Para os professores, esses “desmandos” descaracterizaram a função docente da instituição. “A gente faz de conta que dá aula, porque tudo é proibido”, resume uma professora.
Na última semana de dezembro, os docentes do CMPA começaram uma mobilização para anexar mais uma denúncia a um procedimento aberto pelo Ministério Público Federal (MPF) em julho deste ano sobre a conduta de gestores da instituição, que vêm adotando mecanismos cada vez mais rígidos de controle da atividade docente a pretexto de prevenir violência na escola.
“A associação vai ao MPF denunciar os desmandos, a falta de transparência e muitas vezes até a falta de credibilidade que trespassa o trabalho do comando do Colégio Militar de Porto Alegre, especialmente na última gestão, que termina em fevereiro de 2024”, relatou o professor.
Câmeras em salas de aula
Na denúncia que será formalizada pela Associação dos Professores e Funcionários Civis do Colégio Militar de Porto Alegre (Aprofcmpa-RS) à Procuradoria da República no RS, são relatadas ações como a instalação de câmeras em salas de aulas, censura e controle externo dos conteúdos, interferência de alunos. Quem tem acesso às dependências internas durante os horários letivos pode notar um oficial circulando pelos corredores, atento ao que acontece dentro das salas.

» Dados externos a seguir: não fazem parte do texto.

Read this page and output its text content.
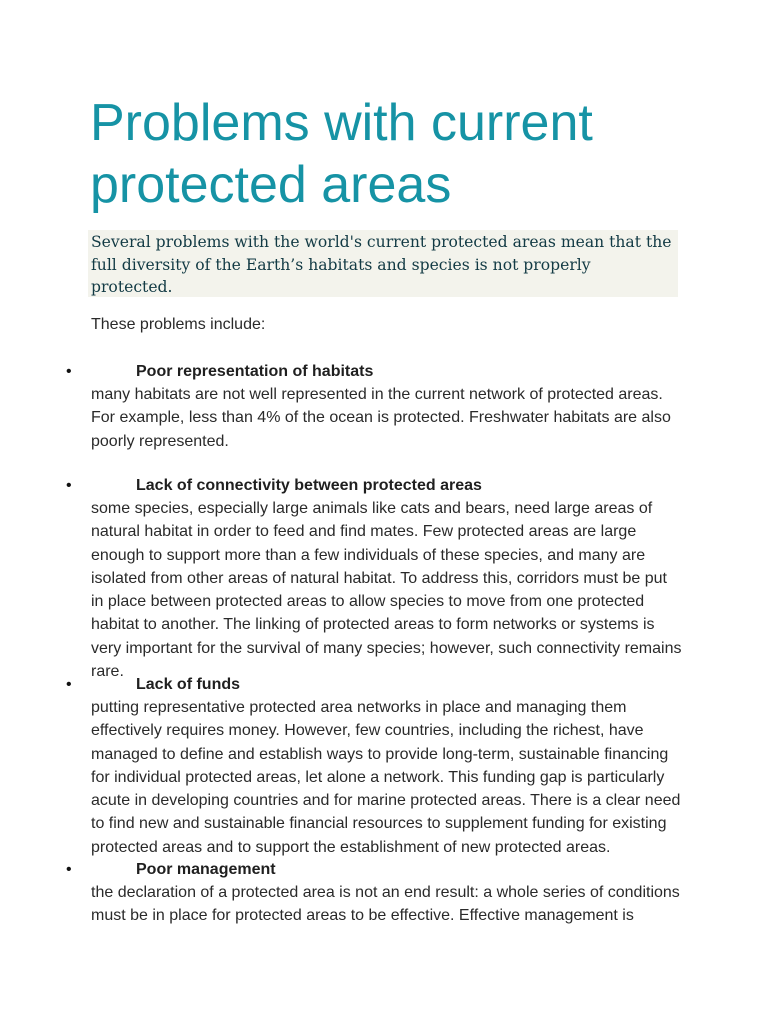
Problems with current protected areas

Several problems with the world's current protected areas mean that the full diversity of the Earth’s habitats and species is not properly protected.

These problems include:

•	Poor representation of habitats

many habitats are not well represented in the current network of protected areas. For example, less than 4% of the ocean is protected. Freshwater habitats are also poorly represented.

•	Lack of connectivity between protected areas

some species, especially large animals like cats and bears, need large areas of natural habitat in order to feed and find mates. Few protected areas are large enough to support more than a few individuals of these species, and many are isolated from other areas of natural habitat. To address this, corridors must be put in place between protected areas to allow species to move from one protected habitat to another. The linking of protected areas to form networks or systems is very important for the survival of many species; however, such connectivity remains rare.

•	Lack of funds

putting representative protected area networks in place and managing them effectively requires money. However, few countries, including the richest, have managed to define and establish ways to provide long-term, sustainable financing for individual protected areas, let alone a network. This funding gap is particularly acute in developing countries and for marine protected areas. There is a clear need to find new and sustainable financial resources to supplement funding for existing protected areas and to support the establishment of new protected areas.

•	Poor management

the declaration of a protected area is not an end result: a whole series of conditions must be in place for protected areas to be effective. Effective management is
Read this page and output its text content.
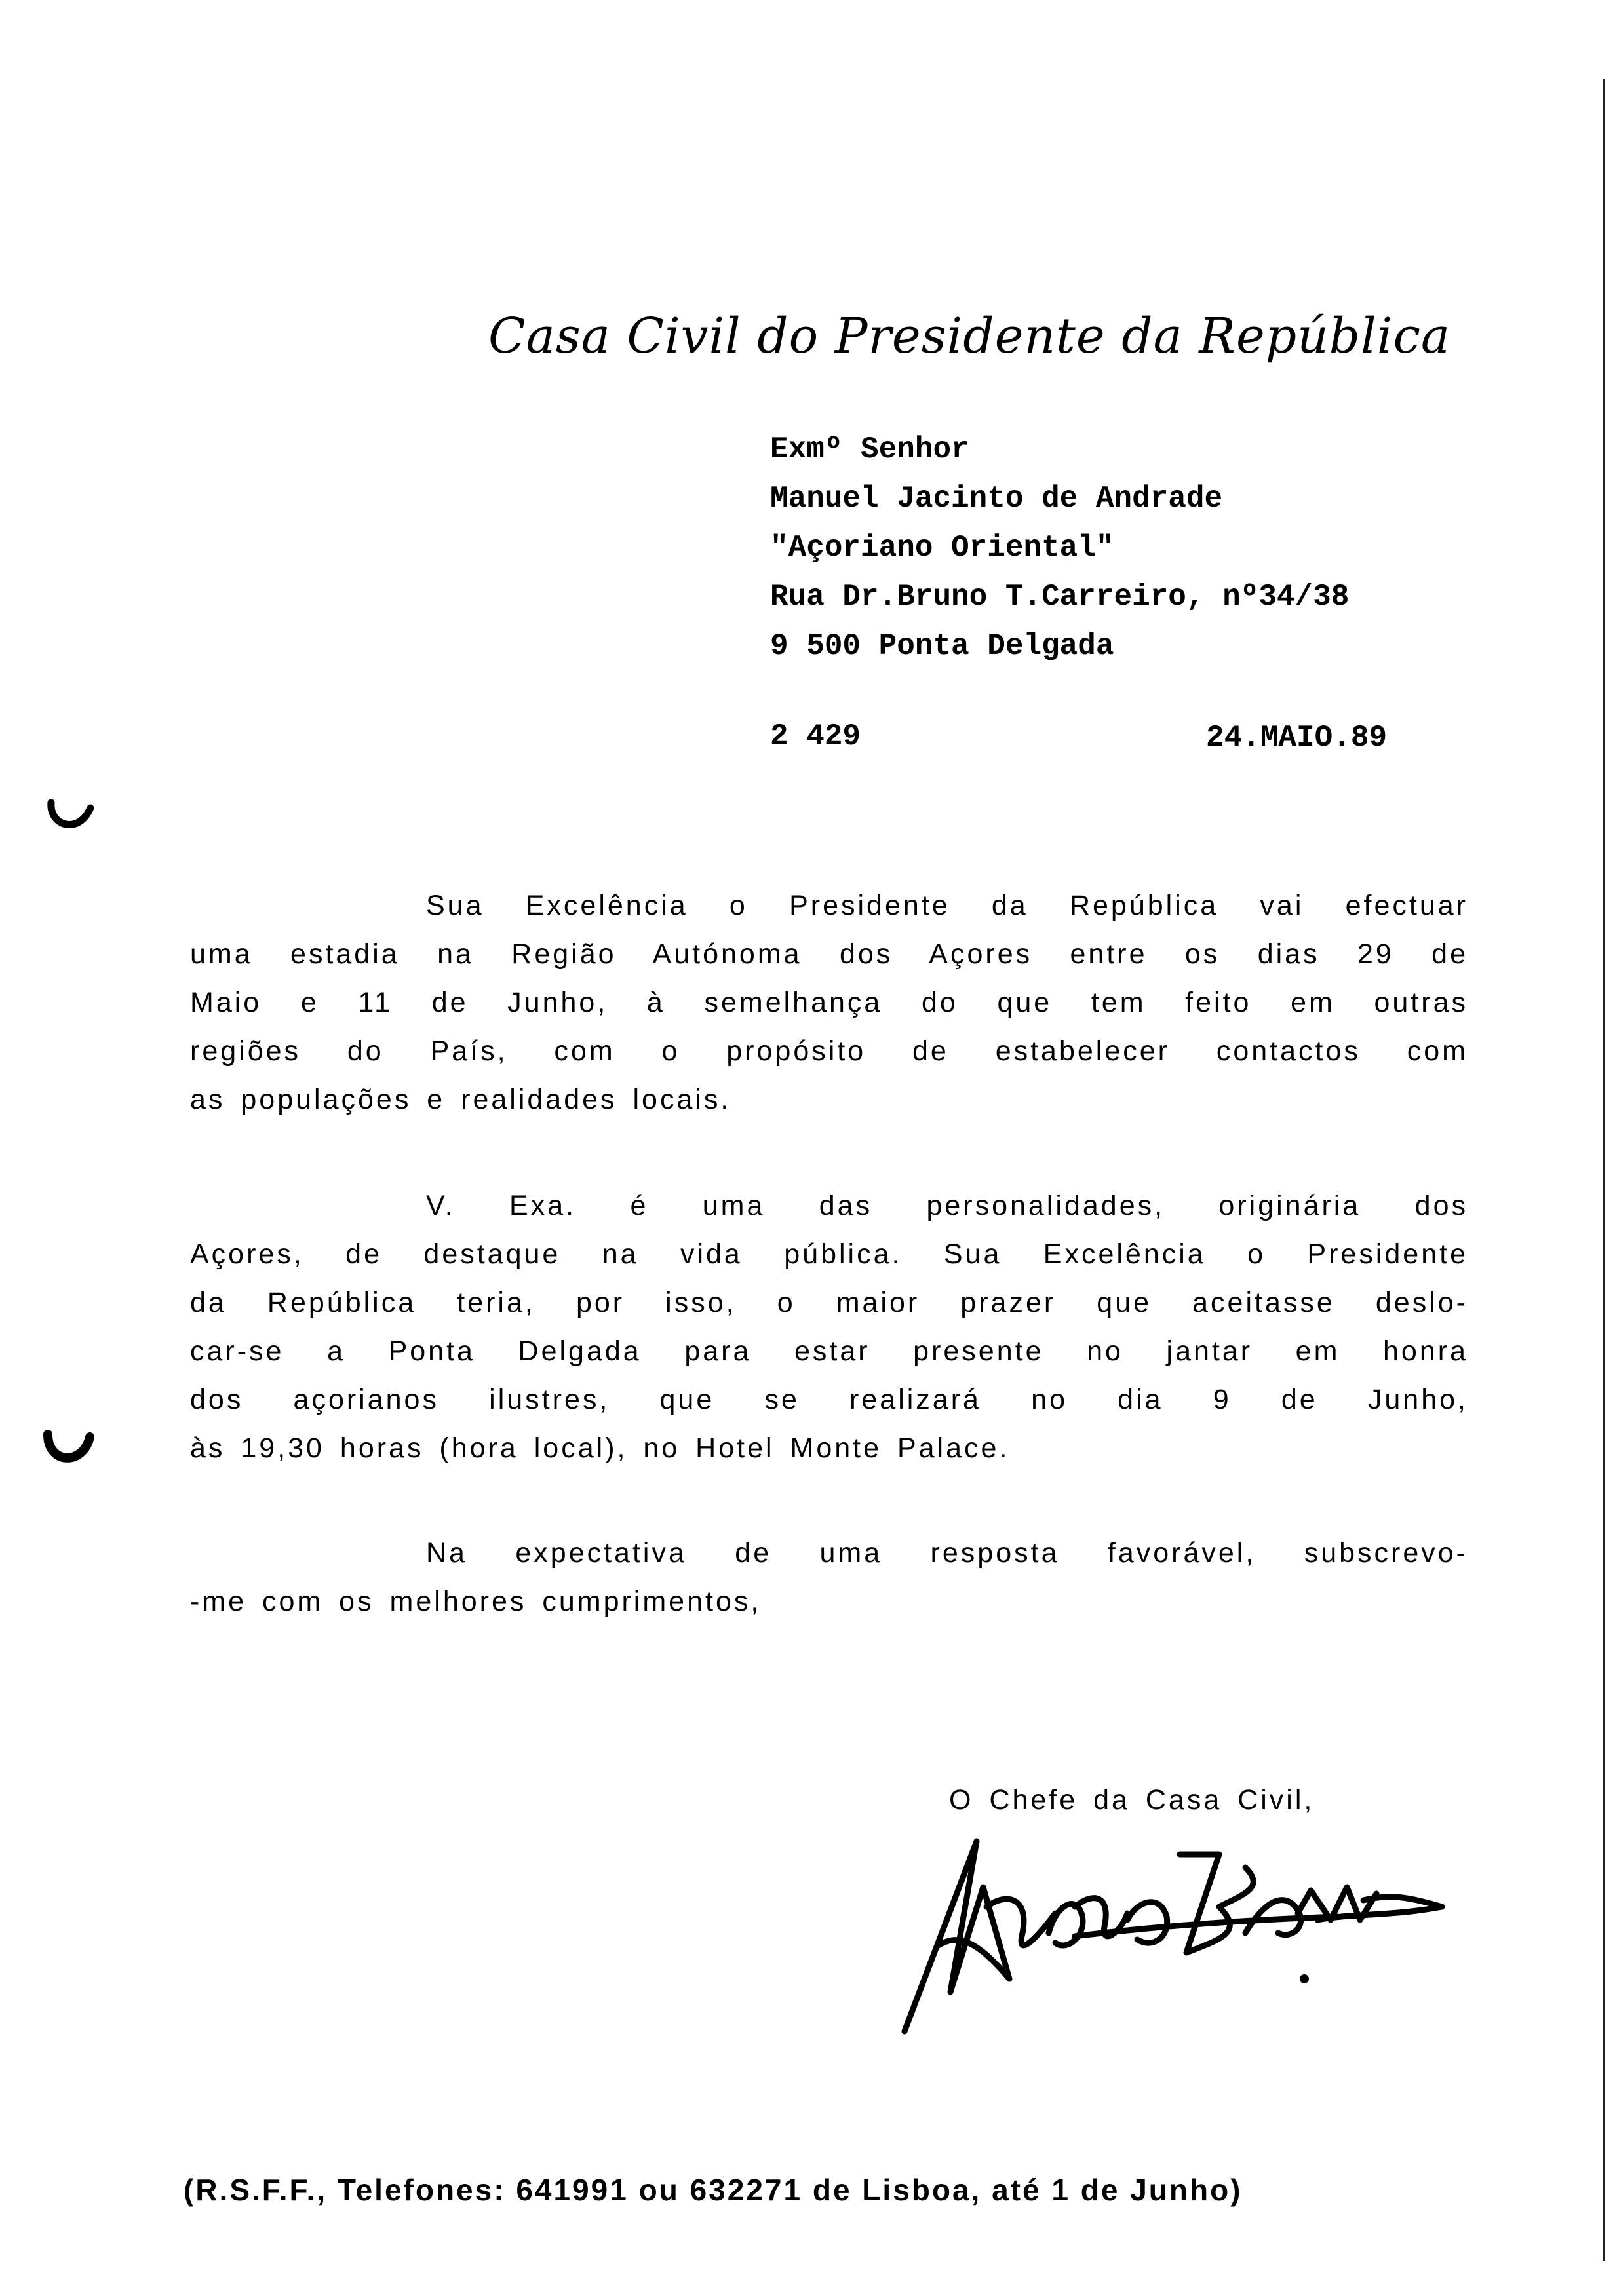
Casa Civil do Presidente da República
Exmº Senhor
Manuel Jacinto de Andrade
"Açoriano Oriental"
Rua Dr.Bruno T.Carreiro, nº34/38
9 500 Ponta Delgada
2 429	24.MAIO.89
Sua Excelência o Presidente da República vai efectuar
uma estadia na Região Autónoma dos Açores entre os dias 29 de
Maio e 11 de Junho, à semelhança do que tem feito em outras
regiões do País, com o propósito de estabelecer contactos com
as populações e realidades locais.
V. Exa. é uma das personalidades, originária dos
Açores, de destaque na vida pública. Sua Excelência o Presidente
da República teria, por isso, o maior prazer que aceitasse deslo-
car-se a Ponta Delgada para estar presente no jantar em honra
dos açorianos ilustres, que se realizará no dia 9 de Junho,
às 19,30 horas (hora local), no Hotel Monte Palace.
Na expectativa de uma resposta favorável, subscrevo-
-me com os melhores cumprimentos,
O Chefe da Casa Civil,
(R.S.F.F., Telefones: 641991 ou 632271 de Lisboa, até 1 de Junho)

“É a primeira vez (nossos professores civis mais antigos têm 29 anos de CMPA) que sofremos retaliações sobre o que ensinar, como ensinar. Tudo relacionado à forma está sendo regulado pela direção e o conteúdo de ciências humanas está sendo ministrado, em sua grande maioria, por militares. Não estão sendo renovados vagas em concursos para professores e professoras de filosofia, sociologia, história, geografia. A “escola sem partido” está totalmente partidarizada”, exemplifica outro professor que falou ao Extra Classe sob a condição do anonimato.
Muitos professores respondem a sindicâncias internas e também são confrontados com pais de alunos para explicar conteúdos abordados em sala de aula. “A gente vive respondendo e-mails de pais que são direcionados pela coordenação pedagógica, um constrangimento descabido”, reclama.
“Estamos vivendo uma forte perseguição à liberdade de cátedra e todo tipo de assédio aos que pensam de maneira mais progressista. Uma caça às bruxas como nunca havíamos presenciado. Dados do ranking de escolas públicas do Brasil do ano de 2007 apontavam sete colégios militares entre as 20 melhores escolas do Brasil. Hoje, não temos este número entre as cem melhores. Ou seja, com toda a perseguição, o nível do CMPA despencou sob qualquer análise quantitativa ou qualitativa”, analisa, explicando que as denúncias foram encaminhadas ao MPF para serem investigadas no âmbito dos direitos humanos e relações de trabalho”, anotou um professor de humanas.
Constituição Federal
“A gente vê que está havendo trocas e estão sendo tomadas decisões que são absolutamente arbitrárias dentro da escola, sem que haja sequer consulta às pessoas que estão envolvidas nessas mudanças e definições. A gente simplesmente chega e recebe as determinações. O Colégio Militar é um colégio, não é um quartel. É uma organização militar, mas está abaixo e responde à Lei 9394/1996 (LDB)”, relata o professor.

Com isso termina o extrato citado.